Researchers noticed that the reaction time needed to tell lies was reduced in both the training and instruction groups. But the results also revealed that only the training group, who had the most practice telling lies, no longer took more time to be dishonest compared with telling the truth.
"We were surprised to find that lying is more malleable than previously thought," said study author Xiaoqing Hu, a doctoral candidate in psychology at Northwestern University in Evanston, Ill.
Simply asking the participants to speed up and make fewer errors when telling a lie enabled the participants to do so, he explained. "In other words, a strong motivation makes people a better liar."
Exactly how does lying become easier and more automatic with practice?
As Hu explained it, lying is usually accompanied by conflicting thoughts because people are mostly honest and genuine during social interactions.
But what he believed happened during his study is that as participants repeatedly practiced retrieving a dishonest response from their minds, the original conflicts and barriers to lying were reduced, and people became better at stretching the truth.
Previous research had claimed that lying is more cognitively demanding than being honest and lying cannot be made easier. The thinking was that constructing lies and keeping them straight in someone's head required more mental work, so people typically took a little longer to give false responses compared with giving honest answers, and they made more mistakes when fibbing.

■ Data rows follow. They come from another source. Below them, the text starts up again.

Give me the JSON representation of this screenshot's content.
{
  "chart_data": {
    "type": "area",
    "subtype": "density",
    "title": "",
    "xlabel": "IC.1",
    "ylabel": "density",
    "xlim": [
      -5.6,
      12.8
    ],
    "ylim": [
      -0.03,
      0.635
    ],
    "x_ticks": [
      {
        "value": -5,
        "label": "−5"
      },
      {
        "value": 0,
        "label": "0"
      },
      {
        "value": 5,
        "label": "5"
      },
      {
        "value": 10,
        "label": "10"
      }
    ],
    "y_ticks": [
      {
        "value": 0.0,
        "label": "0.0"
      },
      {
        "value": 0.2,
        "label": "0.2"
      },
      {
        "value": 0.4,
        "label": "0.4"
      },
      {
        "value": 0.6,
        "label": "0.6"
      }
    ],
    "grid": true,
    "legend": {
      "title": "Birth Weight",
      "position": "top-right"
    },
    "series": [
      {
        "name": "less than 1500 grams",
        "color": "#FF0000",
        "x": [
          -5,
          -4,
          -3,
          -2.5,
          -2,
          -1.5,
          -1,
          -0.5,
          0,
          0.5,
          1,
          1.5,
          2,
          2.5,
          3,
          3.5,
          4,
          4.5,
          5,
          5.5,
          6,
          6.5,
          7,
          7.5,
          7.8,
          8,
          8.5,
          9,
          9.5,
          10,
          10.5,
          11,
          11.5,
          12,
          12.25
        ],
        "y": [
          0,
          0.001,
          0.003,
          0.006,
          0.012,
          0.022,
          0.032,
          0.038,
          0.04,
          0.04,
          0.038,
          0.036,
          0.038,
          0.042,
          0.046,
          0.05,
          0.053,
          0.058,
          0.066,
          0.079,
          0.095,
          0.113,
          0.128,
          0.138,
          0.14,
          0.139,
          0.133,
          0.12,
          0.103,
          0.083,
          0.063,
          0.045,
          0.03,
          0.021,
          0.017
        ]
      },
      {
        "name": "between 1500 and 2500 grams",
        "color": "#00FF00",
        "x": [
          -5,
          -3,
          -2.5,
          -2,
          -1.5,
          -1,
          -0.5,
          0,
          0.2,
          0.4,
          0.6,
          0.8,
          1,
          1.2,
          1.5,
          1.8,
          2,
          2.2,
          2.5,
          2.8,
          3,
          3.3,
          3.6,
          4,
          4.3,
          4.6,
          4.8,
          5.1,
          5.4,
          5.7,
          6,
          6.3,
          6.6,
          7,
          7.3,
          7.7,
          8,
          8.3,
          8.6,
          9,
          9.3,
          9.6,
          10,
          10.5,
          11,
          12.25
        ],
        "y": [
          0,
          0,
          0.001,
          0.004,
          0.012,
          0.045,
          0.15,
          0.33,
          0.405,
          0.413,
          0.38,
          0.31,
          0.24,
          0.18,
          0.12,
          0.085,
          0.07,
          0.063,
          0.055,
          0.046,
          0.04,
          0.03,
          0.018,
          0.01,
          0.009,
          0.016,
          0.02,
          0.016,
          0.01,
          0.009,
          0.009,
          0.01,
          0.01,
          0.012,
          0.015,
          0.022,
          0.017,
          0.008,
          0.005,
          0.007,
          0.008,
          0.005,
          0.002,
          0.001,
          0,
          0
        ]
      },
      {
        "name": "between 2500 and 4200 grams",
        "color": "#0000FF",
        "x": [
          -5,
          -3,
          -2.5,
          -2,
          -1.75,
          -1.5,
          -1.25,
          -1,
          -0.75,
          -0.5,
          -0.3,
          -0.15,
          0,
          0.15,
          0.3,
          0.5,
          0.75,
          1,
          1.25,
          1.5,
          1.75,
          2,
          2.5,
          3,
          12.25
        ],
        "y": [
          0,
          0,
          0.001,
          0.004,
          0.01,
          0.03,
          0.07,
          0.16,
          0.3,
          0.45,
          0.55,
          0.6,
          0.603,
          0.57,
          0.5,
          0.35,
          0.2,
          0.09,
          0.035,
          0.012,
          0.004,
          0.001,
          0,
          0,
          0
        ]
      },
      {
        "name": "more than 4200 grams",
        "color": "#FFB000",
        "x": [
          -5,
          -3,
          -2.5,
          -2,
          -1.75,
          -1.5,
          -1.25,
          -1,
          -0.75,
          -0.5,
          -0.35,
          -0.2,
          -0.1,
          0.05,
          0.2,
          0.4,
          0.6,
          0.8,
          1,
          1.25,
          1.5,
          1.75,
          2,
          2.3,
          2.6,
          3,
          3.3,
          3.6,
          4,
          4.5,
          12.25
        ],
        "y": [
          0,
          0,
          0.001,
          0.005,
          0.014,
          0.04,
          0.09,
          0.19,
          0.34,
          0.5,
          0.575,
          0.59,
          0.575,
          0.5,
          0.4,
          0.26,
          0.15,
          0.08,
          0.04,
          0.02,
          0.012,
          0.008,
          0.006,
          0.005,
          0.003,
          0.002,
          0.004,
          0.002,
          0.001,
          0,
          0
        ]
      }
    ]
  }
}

Yet Hu's study results indicate that this may not necessarily be the case. He said that lying can be more multifaceted, and repeating a lie makes it more fluent or easier.
"People can also become good at deceiving themselves, which is similar to a repeated lie," Hu pointed out.
Although Hu admits he did not follow the Armstrong or Te'o news closely, his research findings seem to suggest that once you repeat lies often enough -- and especially when you have a good reason to do so, such as to maintain a positive self-image or to avoid punishment -- you may no longer feel that you are lying.
"Once people feel their lying is justified, they may no longer experience the moral or mental conflict," Hu said.